I love a good slow burn romance, where the sexual tension is thick and the heated glances, and innocent (but sizzling!) touches eventually lead to more. But I didn’t feel that here. Finn may have been secretly lusting after his best friend for years but he’s kept it so hidden that Lane never noticed a thing. Lane’s feelings about men are complicated by a failed teenaged relationship. It’s definitely not helped that her boyfriend from high school is now a successful politician, married with children, whom she sees on television. It makes her feel rather unsuccessful as the owner of a small specialty foods shop with dreams that aren’t getting off the ground. She carries a lot of guilt and resentment with her that has made it difficult to engage in any kind of meaningful relationship with another man – except for Finn. But even then, she’s always kept him at arm’s length, relying on him for practical things but not emotional and physical intimacy.

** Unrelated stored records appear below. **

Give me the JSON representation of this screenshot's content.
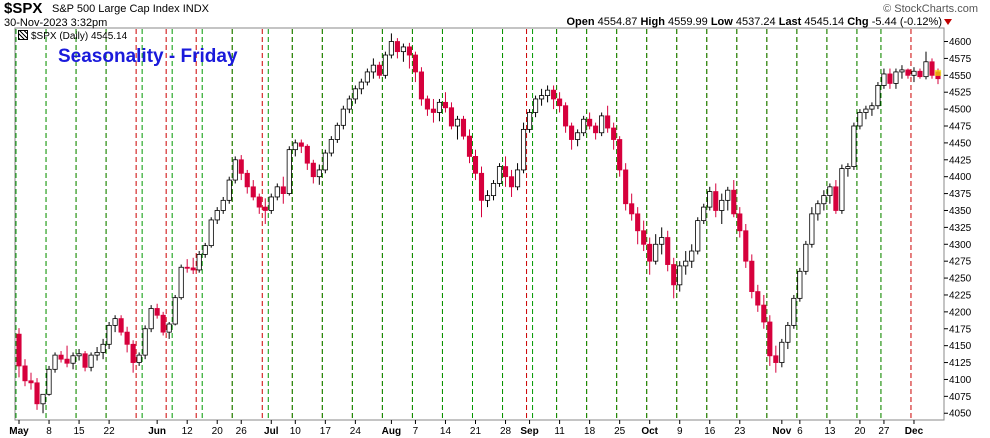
{
  "header": {
    "symbol": "$SPX",
    "description": "S&P 500 Large Cap Index",
    "exchange": "INDX",
    "timestamp": "30-Nov-2023 3:32pm",
    "watermark": "© StockCharts.com",
    "open_label": "Open",
    "open": "4554.87",
    "high_label": "High",
    "high": "4559.99",
    "low_label": "Low",
    "low": "4537.24",
    "last_label": "Last",
    "last": "4545.14",
    "chg_label": "Chg",
    "chg": "-5.44 (-0.12%)"
  },
  "legend": "$SPX (Daily) 4545.14",
  "title": "Seasonality - Friday",
  "colors": {
    "up": "#ffffff",
    "down": "#d6003c",
    "flat": "#000000",
    "friday_line": "#cc0000",
    "monday_line": "#009900",
    "title": "#1a1adb"
  },
  "chart_data": {
    "type": "candlestick",
    "title": "Seasonality - Friday",
    "ylim": [
      4040,
      4620
    ],
    "yticks": [
      4050,
      4075,
      4100,
      4125,
      4150,
      4175,
      4200,
      4225,
      4250,
      4275,
      4300,
      4325,
      4350,
      4375,
      4400,
      4425,
      4450,
      4475,
      4500,
      4525,
      4550,
      4575,
      4600
    ],
    "x_labels": [
      {
        "label": "May",
        "i": 0,
        "month": true
      },
      {
        "label": "8",
        "i": 5
      },
      {
        "label": "15",
        "i": 10
      },
      {
        "label": "22",
        "i": 15
      },
      {
        "label": "Jun",
        "i": 23,
        "month": true
      },
      {
        "label": "12",
        "i": 28
      },
      {
        "label": "20",
        "i": 33
      },
      {
        "label": "26",
        "i": 37
      },
      {
        "label": "Jul",
        "i": 42,
        "month": true
      },
      {
        "label": "10",
        "i": 46
      },
      {
        "label": "17",
        "i": 51
      },
      {
        "label": "24",
        "i": 56
      },
      {
        "label": "Aug",
        "i": 62,
        "month": true
      },
      {
        "label": "7",
        "i": 66
      },
      {
        "label": "14",
        "i": 71
      },
      {
        "label": "21",
        "i": 76
      },
      {
        "label": "28",
        "i": 81
      },
      {
        "label": "Sep",
        "i": 85,
        "month": true
      },
      {
        "label": "11",
        "i": 90
      },
      {
        "label": "18",
        "i": 95
      },
      {
        "label": "25",
        "i": 100
      },
      {
        "label": "Oct",
        "i": 105,
        "month": true
      },
      {
        "label": "9",
        "i": 110
      },
      {
        "label": "16",
        "i": 115
      },
      {
        "label": "23",
        "i": 120
      },
      {
        "label": "Nov",
        "i": 127,
        "month": true
      },
      {
        "label": "6",
        "i": 130
      },
      {
        "label": "13",
        "i": 135
      },
      {
        "label": "20",
        "i": 140
      },
      {
        "label": "27",
        "i": 144
      },
      {
        "label": "Dec",
        "i": 149,
        "month": true
      }
    ],
    "friday_lines": [
      4,
      9,
      14,
      19,
      24,
      29,
      35,
      40,
      45,
      50,
      55,
      60,
      65,
      70,
      75,
      80,
      84,
      89,
      94,
      99,
      104,
      109,
      114,
      119,
      124,
      129,
      134,
      139,
      143,
      148
    ],
    "monday_lines": [
      0,
      5,
      10,
      15,
      21,
      26,
      31,
      36,
      42,
      46,
      51,
      56,
      61,
      66,
      71,
      76,
      81,
      86,
      90,
      95,
      100,
      105,
      110,
      115,
      120,
      125,
      130,
      135,
      140,
      144
    ],
    "candles": [
      [
        4167,
        4176,
        4103,
        4120
      ],
      [
        4120,
        4130,
        4090,
        4098
      ],
      [
        4098,
        4110,
        4085,
        4095
      ],
      [
        4095,
        4102,
        4055,
        4064
      ],
      [
        4064,
        4075,
        4050,
        4078
      ],
      [
        4078,
        4120,
        4076,
        4115
      ],
      [
        4115,
        4140,
        4110,
        4136
      ],
      [
        4136,
        4142,
        4125,
        4130
      ],
      [
        4130,
        4150,
        4118,
        4124
      ],
      [
        4124,
        4140,
        4115,
        4135
      ],
      [
        4135,
        4145,
        4128,
        4138
      ],
      [
        4138,
        4142,
        4112,
        4118
      ],
      [
        4118,
        4140,
        4112,
        4136
      ],
      [
        4136,
        4148,
        4128,
        4140
      ],
      [
        4140,
        4160,
        4130,
        4152
      ],
      [
        4152,
        4185,
        4145,
        4180
      ],
      [
        4180,
        4195,
        4170,
        4190
      ],
      [
        4190,
        4195,
        4165,
        4170
      ],
      [
        4170,
        4178,
        4140,
        4152
      ],
      [
        4152,
        4158,
        4110,
        4125
      ],
      [
        4125,
        4140,
        4120,
        4136
      ],
      [
        4136,
        4180,
        4130,
        4175
      ],
      [
        4175,
        4210,
        4170,
        4205
      ],
      [
        4205,
        4212,
        4190,
        4195
      ],
      [
        4195,
        4200,
        4165,
        4170
      ],
      [
        4170,
        4185,
        4160,
        4182
      ],
      [
        4182,
        4225,
        4180,
        4221
      ],
      [
        4221,
        4270,
        4218,
        4266
      ],
      [
        4266,
        4278,
        4258,
        4265
      ],
      [
        4265,
        4280,
        4256,
        4262
      ],
      [
        4262,
        4290,
        4258,
        4285
      ],
      [
        4285,
        4302,
        4280,
        4298
      ],
      [
        4298,
        4340,
        4295,
        4336
      ],
      [
        4336,
        4355,
        4330,
        4350
      ],
      [
        4350,
        4370,
        4345,
        4365
      ],
      [
        4365,
        4400,
        4360,
        4395
      ],
      [
        4395,
        4430,
        4390,
        4425
      ],
      [
        4425,
        4432,
        4395,
        4405
      ],
      [
        4405,
        4410,
        4375,
        4385
      ],
      [
        4385,
        4395,
        4365,
        4370
      ],
      [
        4370,
        4375,
        4345,
        4355
      ],
      [
        4355,
        4368,
        4330,
        4350
      ],
      [
        4350,
        4375,
        4345,
        4370
      ],
      [
        4370,
        4390,
        4365,
        4385
      ],
      [
        4385,
        4400,
        4360,
        4375
      ],
      [
        4375,
        4445,
        4372,
        4440
      ],
      [
        4440,
        4455,
        4430,
        4450
      ],
      [
        4450,
        4455,
        4435,
        4445
      ],
      [
        4445,
        4448,
        4410,
        4420
      ],
      [
        4420,
        4425,
        4390,
        4400
      ],
      [
        4400,
        4418,
        4388,
        4410
      ],
      [
        4410,
        4440,
        4405,
        4435
      ],
      [
        4435,
        4460,
        4430,
        4455
      ],
      [
        4455,
        4480,
        4450,
        4476
      ],
      [
        4476,
        4505,
        4470,
        4500
      ],
      [
        4500,
        4520,
        4494,
        4515
      ],
      [
        4515,
        4535,
        4508,
        4530
      ],
      [
        4530,
        4545,
        4522,
        4540
      ],
      [
        4540,
        4560,
        4535,
        4555
      ],
      [
        4555,
        4575,
        4545,
        4565
      ],
      [
        4565,
        4570,
        4545,
        4550
      ],
      [
        4550,
        4585,
        4545,
        4580
      ],
      [
        4580,
        4612,
        4575,
        4600
      ],
      [
        4600,
        4605,
        4575,
        4585
      ],
      [
        4585,
        4597,
        4570,
        4592
      ],
      [
        4592,
        4598,
        4560,
        4580
      ],
      [
        4580,
        4585,
        4540,
        4555
      ],
      [
        4555,
        4562,
        4505,
        4515
      ],
      [
        4515,
        4520,
        4490,
        4500
      ],
      [
        4500,
        4515,
        4480,
        4495
      ],
      [
        4495,
        4515,
        4482,
        4510
      ],
      [
        4510,
        4525,
        4495,
        4502
      ],
      [
        4502,
        4510,
        4470,
        4475
      ],
      [
        4475,
        4490,
        4455,
        4485
      ],
      [
        4485,
        4490,
        4455,
        4460
      ],
      [
        4460,
        4470,
        4420,
        4430
      ],
      [
        4430,
        4440,
        4395,
        4405
      ],
      [
        4405,
        4415,
        4340,
        4365
      ],
      [
        4365,
        4380,
        4355,
        4372
      ],
      [
        4372,
        4395,
        4365,
        4390
      ],
      [
        4390,
        4420,
        4385,
        4415
      ],
      [
        4415,
        4430,
        4385,
        4400
      ],
      [
        4400,
        4410,
        4370,
        4385
      ],
      [
        4385,
        4420,
        4380,
        4410
      ],
      [
        4410,
        4480,
        4405,
        4470
      ],
      [
        4470,
        4500,
        4465,
        4495
      ],
      [
        4495,
        4520,
        4488,
        4515
      ],
      [
        4515,
        4530,
        4505,
        4520
      ],
      [
        4520,
        4535,
        4510,
        4528
      ],
      [
        4528,
        4535,
        4500,
        4515
      ],
      [
        4515,
        4525,
        4495,
        4505
      ],
      [
        4505,
        4510,
        4465,
        4475
      ],
      [
        4475,
        4480,
        4440,
        4455
      ],
      [
        4455,
        4470,
        4445,
        4465
      ],
      [
        4465,
        4490,
        4460,
        4485
      ],
      [
        4485,
        4495,
        4470,
        4475
      ],
      [
        4475,
        4480,
        4455,
        4465
      ],
      [
        4465,
        4495,
        4460,
        4490
      ],
      [
        4490,
        4505,
        4465,
        4472
      ],
      [
        4472,
        4480,
        4440,
        4455
      ],
      [
        4455,
        4460,
        4400,
        4410
      ],
      [
        4410,
        4420,
        4350,
        4360
      ],
      [
        4360,
        4375,
        4335,
        4345
      ],
      [
        4345,
        4355,
        4300,
        4320
      ],
      [
        4320,
        4335,
        4290,
        4300
      ],
      [
        4300,
        4310,
        4255,
        4275
      ],
      [
        4275,
        4315,
        4270,
        4300
      ],
      [
        4300,
        4325,
        4285,
        4310
      ],
      [
        4310,
        4320,
        4260,
        4270
      ],
      [
        4270,
        4280,
        4220,
        4240
      ],
      [
        4240,
        4275,
        4230,
        4268
      ],
      [
        4268,
        4290,
        4255,
        4275
      ],
      [
        4275,
        4300,
        4265,
        4290
      ],
      [
        4290,
        4340,
        4285,
        4335
      ],
      [
        4335,
        4360,
        4330,
        4355
      ],
      [
        4355,
        4385,
        4350,
        4378
      ],
      [
        4378,
        4390,
        4340,
        4350
      ],
      [
        4350,
        4375,
        4330,
        4365
      ],
      [
        4365,
        4385,
        4350,
        4380
      ],
      [
        4380,
        4395,
        4340,
        4345
      ],
      [
        4345,
        4355,
        4310,
        4320
      ],
      [
        4320,
        4330,
        4265,
        4275
      ],
      [
        4275,
        4285,
        4220,
        4230
      ],
      [
        4230,
        4240,
        4200,
        4210
      ],
      [
        4210,
        4225,
        4175,
        4185
      ],
      [
        4185,
        4195,
        4120,
        4135
      ],
      [
        4135,
        4150,
        4110,
        4125
      ],
      [
        4125,
        4160,
        4118,
        4155
      ],
      [
        4155,
        4185,
        4145,
        4180
      ],
      [
        4180,
        4225,
        4175,
        4220
      ],
      [
        4220,
        4265,
        4215,
        4260
      ],
      [
        4260,
        4305,
        4255,
        4300
      ],
      [
        4300,
        4355,
        4295,
        4345
      ],
      [
        4345,
        4365,
        4335,
        4360
      ],
      [
        4360,
        4380,
        4350,
        4372
      ],
      [
        4372,
        4390,
        4360,
        4385
      ],
      [
        4385,
        4395,
        4345,
        4350
      ],
      [
        4350,
        4418,
        4345,
        4412
      ],
      [
        4412,
        4420,
        4400,
        4415
      ],
      [
        4415,
        4480,
        4410,
        4475
      ],
      [
        4475,
        4500,
        4470,
        4495
      ],
      [
        4495,
        4505,
        4485,
        4500
      ],
      [
        4500,
        4510,
        4490,
        4505
      ],
      [
        4505,
        4540,
        4500,
        4535
      ],
      [
        4535,
        4560,
        4530,
        4552
      ],
      [
        4552,
        4560,
        4530,
        4538
      ],
      [
        4538,
        4560,
        4530,
        4555
      ],
      [
        4555,
        4565,
        4545,
        4558
      ],
      [
        4558,
        4560,
        4545,
        4550
      ],
      [
        4550,
        4562,
        4540,
        4556
      ],
      [
        4556,
        4560,
        4545,
        4548
      ],
      [
        4548,
        4585,
        4544,
        4570
      ],
      [
        4570,
        4575,
        4545,
        4550
      ],
      [
        4555,
        4560,
        4537,
        4545
      ]
    ]
  }
}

Finn forces her hand and makes her confront the past head on. Even now, as she’s starting to see him in a new light, her reaction is more annoyance and concern than desire. She actively avoids situations that make her uncomfortable, and now that she’s feeling that way around Finn, she literally runs away from him on more than one occasion. Eventually they do end up in bed together, and the love scenes are very sexy, but it sure takes a lot of effort to get there. They both have a constant internal monologue of circular arguments for why they should or shouldn’t change the status quo that gets wearing on the reader. Neither character takes the transition from friends to lovers lightly. A good portion of the story feels repetitive and this has the effect of dragging the reader along, with a sense of relief when Lane and Finn finally get to their happy ending.
Romance aside, the more interesting aspect of this story is Finn’s relationship with his three brothers. There are several scenes with them either all together or one on one with Finn where they confront the reality of how distanced they are from their separate childhood experiences. This is their chance to make up for the past, to forge new sibling bonds and build a common future. Used to having no one to rely on but himself for the farm, it’s a difficult adjustment for Finn to make. Watching their bonds grow is quite enjoyable and there is definitely enough of a tease here for Cain, Alex and Liam’s characters to make me want to read their stories, too. While Slow Burn Cowboy won’t go on my reread shelf, I found enough to like (editing issues notwithstanding) to want to continue the series.